Begraben: Kloster St-Lambrecht (Steiermark)

Sohn Graf Markwarts IV. und der Liutbirg

  1. oo Beatrix von Dießen

  2. oo Liutkard

  3. oo BABENBERGERIN Sophie

Keine Kinder.

Heinrich III., 1086 Markgraf von Istrien, folgte seinem Bruder Liutolt (+ 1090) als Herzog von Kärnten, Markgraf von Verona und Vogt von Aquileia nach. Gemeinsam mit seinem Bruder Ulrich (seit 1085 Patriarch von Aquileia) zählte Heinrich im Investiturstreit zu den Hauptstützen HEINRICHS IV., wechselte aber 1105 zu HEINRICH V. Das von seinem Vater gegründete Kloster St. Lambrecht stattete der kinderlose Heinrich III. erst 1103 mit reichem Besitz aus. In Kärnten war Heinrich in langwierige Kämpfe mit dem Grafen Engelbert von Spanheim, dem Führer der päpstlichen Partei, verwickelt. Im Streit um Kirchengüter und Zehnte im Kanaltal musste sich Heinrich III. dem Salzburger Erzbischof Konrad I., der seinem Suffragan Hiltebold von Gurk zu Hilfe geeilt war, unterwerfen und ihm nach Androhung von Kirchenstrafen um Verzeihung bitten. Nach Heinrichs Tod - er wurde erst postum, (1130) nach der Burg Eppenstein benannt - fiel sein Besitz in Kärnten an sein Patenkind Heinrich von Spanheim, der ihm als Herzog folgte. Die umfangreichen steierischen Güter gingen an die verwandten OTAKARE von Steyr.

Literatur:
-----------
A. v. Jaksch, Geschichte Kärntens bis 1135, I, 1928 - C. Fräss-Ehrfeld, Gesch. Kärntens, I, 1984.



GENEALOGISCHE TAFELN ZUR MITTELEUROPÄISCHEN GESCHICHTE
-------------------------------------------------------------------------------------------------
Wegener Dr.

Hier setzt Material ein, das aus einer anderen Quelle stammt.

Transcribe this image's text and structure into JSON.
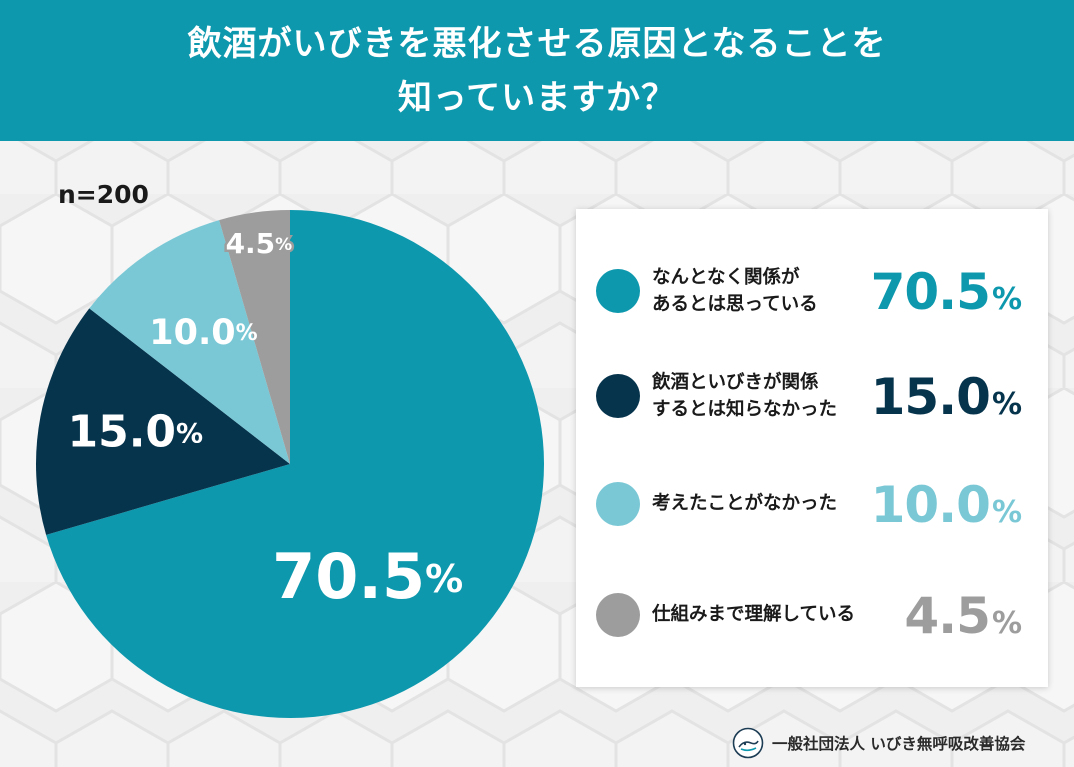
{
  "header": {
    "title_line1": "飲酒がいびきを悪化させる原因となることを",
    "title_line2": "知っていますか？"
  },
  "sample_size": "n=200",
  "legend": [
    {
      "label": "なんとなく関係が\nあるとは思っている",
      "value": "70.5",
      "pct": "%",
      "color": "#0d98ae",
      "value_color": "#0d98ae"
    },
    {
      "label": "飲酒といびきが関係\nするとは知らなかった",
      "value": "15.0",
      "pct": "%",
      "color": "#06344d",
      "value_color": "#06344d"
    },
    {
      "label": "考えたことがなかった",
      "value": "10.0",
      "pct": "%",
      "color": "#7ac8d6",
      "value_color": "#7ac8d6"
    },
    {
      "label": "仕組みまで理解している",
      "value": "4.5",
      "pct": "%",
      "color": "#9d9d9d",
      "value_color": "#9d9d9d"
    }
  ],
  "footer": {
    "organization": "一般社団法人 いびき無呼吸改善協会"
  },
  "chart_data": {
    "type": "pie",
    "title": "飲酒がいびきを悪化させる原因となることを知っていますか？",
    "n": 200,
    "unit": "%",
    "categories": [
      "なんとなく関係があるとは思っている",
      "飲酒といびきが関係するとは知らなかった",
      "考えたことがなかった",
      "仕組みまで理解している"
    ],
    "values": [
      70.5,
      15.0,
      10.0,
      4.5
    ],
    "colors": [
      "#0d98ae",
      "#06344d",
      "#7ac8d6",
      "#9d9d9d"
    ],
    "labels": [
      "70.5",
      "15.0",
      "10.0",
      "4.5"
    ],
    "start": "12 o'clock",
    "direction": "clockwise"
  }
}
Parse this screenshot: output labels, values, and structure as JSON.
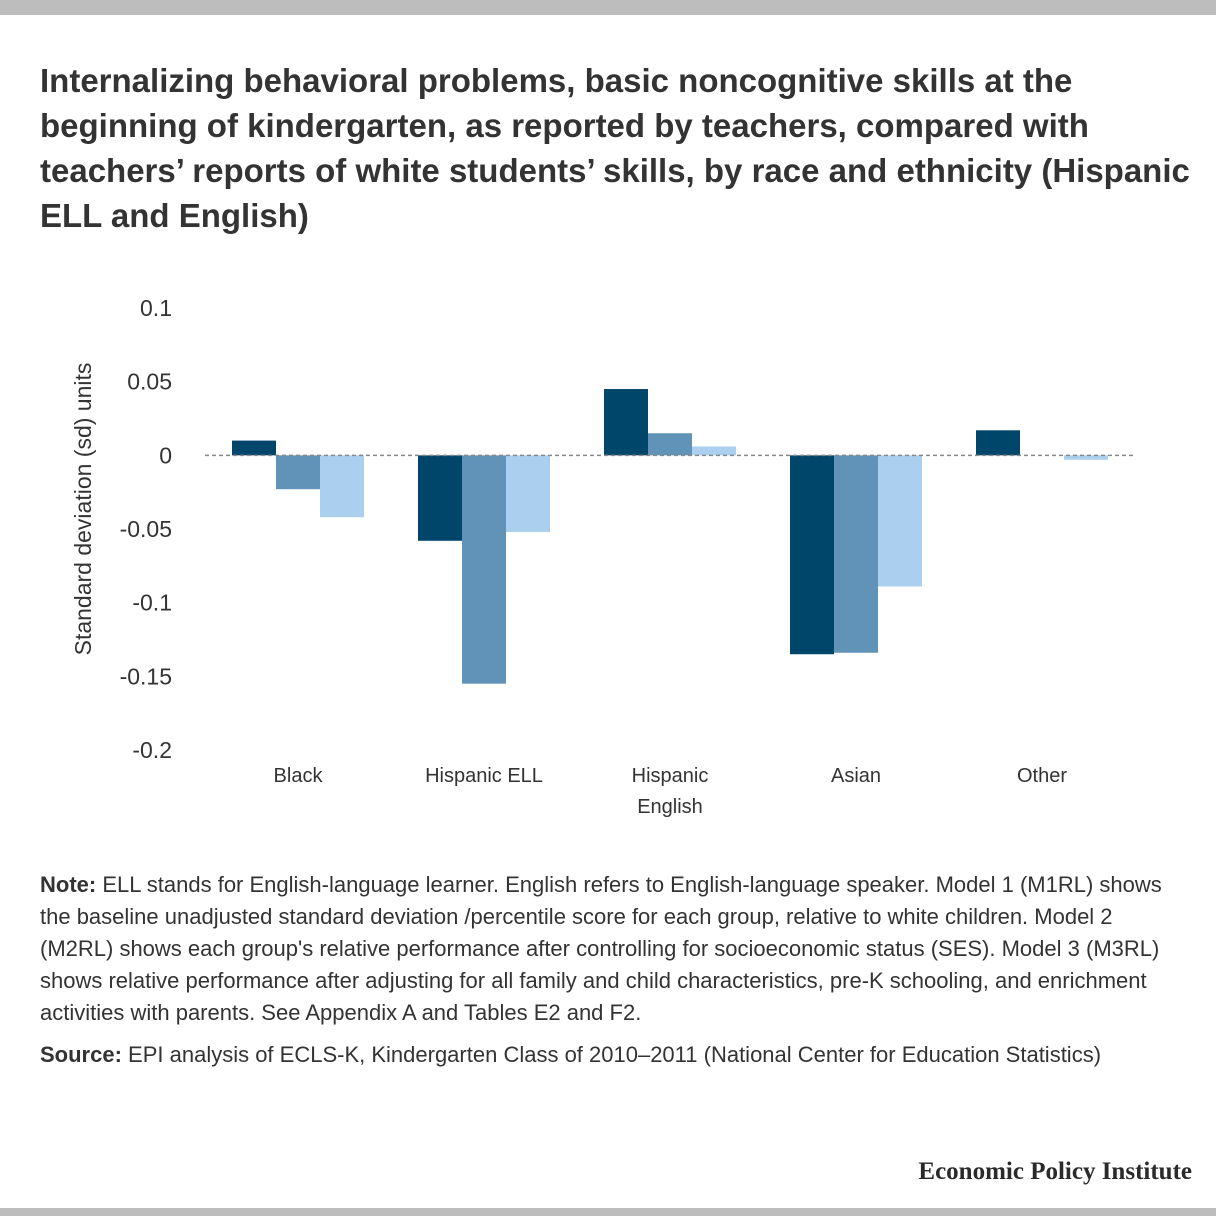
{
  "title": "Internalizing behavioral problems, basic noncognitive skills at the beginning of kindergarten, as reported by teachers, compared with teachers’ reports of white students’ skills, by race and ethnicity (Hispanic ELL and English)",
  "note": {
    "label": "Note:",
    "text": " ELL stands for English-language learner. English refers to English-language speaker. Model 1 (M1RL) shows the baseline unadjusted standard deviation /percentile score for each group, relative to white children. Model 2 (M2RL) shows each group's relative performance after controlling for socioeconomic status (SES). Model 3 (M3RL) shows relative performance after adjusting for all family and child characteristics, pre-K schooling, and enrichment activities with parents. See Appendix A and Tables E2 and F2."
  },
  "source": {
    "label": "Source:",
    "text": " EPI analysis of ECLS-K, Kindergarten Class of 2010–2011 (National Center for Education Statistics)"
  },
  "brand": "Economic Policy Institute",
  "colors": {
    "series": [
      "#00466b",
      "#6193b8",
      "#abcfef"
    ],
    "zero_line": "#888888",
    "text": "#333333",
    "border": "#bdbdbd"
  },
  "chart_data": {
    "type": "bar",
    "ylabel": "Standard deviation (sd) units",
    "ylim": [
      -0.2,
      0.1
    ],
    "yticks": [
      0.1,
      0.05,
      0,
      -0.05,
      -0.1,
      -0.15,
      -0.2
    ],
    "ytick_labels": [
      "0.1",
      "0.05",
      "0",
      "-0.05",
      "-0.1",
      "-0.15",
      "-0.2"
    ],
    "grid": false,
    "legend": "none",
    "categories": [
      [
        "Black"
      ],
      [
        "Hispanic ELL"
      ],
      [
        "Hispanic",
        "English"
      ],
      [
        "Asian"
      ],
      [
        "Other"
      ]
    ],
    "series": [
      {
        "values": [
          0.01,
          -0.058,
          0.045,
          -0.135,
          0.017
        ]
      },
      {
        "values": [
          -0.023,
          -0.155,
          0.015,
          -0.134,
          0.0
        ]
      },
      {
        "values": [
          -0.042,
          -0.052,
          0.006,
          -0.089,
          -0.003
        ]
      }
    ]
  }
}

Wilhelm: Seite 113
******************
18. HEINRICH
--------------------

F. u. eV. c 1070 siehe 10
(1080/85) Heinricus Mosapurgensis advocatus nQ 5, 478 n 1650 (der nächste bekannte Vogt ist Burkhard III. von Moosburg siehe da n 7 c 1120, also vielleicht erst ab 1123)
1086 (April) angeblich Markgraf von Istrien siehe 19
(1085/90) der Edle Herrant schenkt der Brixener Kirche Güter bei Brixen und Weinberge bei Bozen, die ihm Heinricus frater ducis Liutoldi gegeben Acta Tirol. 1, 125
1090 Herzog von Kärnten in Nachfolge seines Bruders Liutold, erstmals als solcher erwähnt
(1090) 10/11 Herzog Heinrich Vogt von Aquileja Kärnt. UB 3, 191 f. n 495
(1101/02) Herzog Heinrich verzichtet zugunsten des Markgrafen Burkhard (siehe Moosburg n 5) auf die Vogtei über Aquileja Kärnt. UB 3, 213 f. n 532
1108 29/3 vor Pressburg König HEINRICH V. bestätigt, dass Heinrich von Schaumburg das Gut Ober-Viehbach AG Landshut potestativa donatione Heinrici ducis de Carinthia coram nobis et princibus in proprium suscepit Stumpf 3032
1109 25/3 Lateran Papst Paschalis II. bestätigt das von dem verstorbenen Vater Markwart des Herzogs Heinrich begonnene und vom letzterem vollendete Kloster St. Lambrecht Kärnt. UB 3, 220 n 542
1114 17/1 Mainz ebenso Kaiser HEINRICH V. Kärnt. UB 3, 224 n 550
1116 18/3 Padua Heinrich auch Markgraf von Verona Kärnt. UB 3, 225 n 558
 + 1122 4/12 Aquileja Dom: Heinricus dux et advocatus, qui placitum advocatie fratribus dedit 13. Jh. Kärnt. UB 3, 230 n 571; 1122 St. Lambrecht: Heinricus dux Carinthie fundator huis monasterii Necr. 2, 340

Gemahlinnen:
-----------------

1.) c 1070  Beatrix (Tochter Ottos von Dießen)
+ 24/2 St. Lambrecht: Beatrix fundatrix huis locui Necr. 2, 316; vgl. Andechs n 14 f;
2.) Liutgard, unbekannter Herkunft,
+ 21/7 St. Lambrecht: Liutkart ducissa Necr. 2, 332
3.) Sophie, Tochter des Markgrafen Liutpold II. von Österreich, wiedervermählt mit dem Grafen Sieghard XI. von Schala (+ 1142)
 + 2/5 1154 siehe Sieghardinger n 33; alle drei Ehen kinderlos.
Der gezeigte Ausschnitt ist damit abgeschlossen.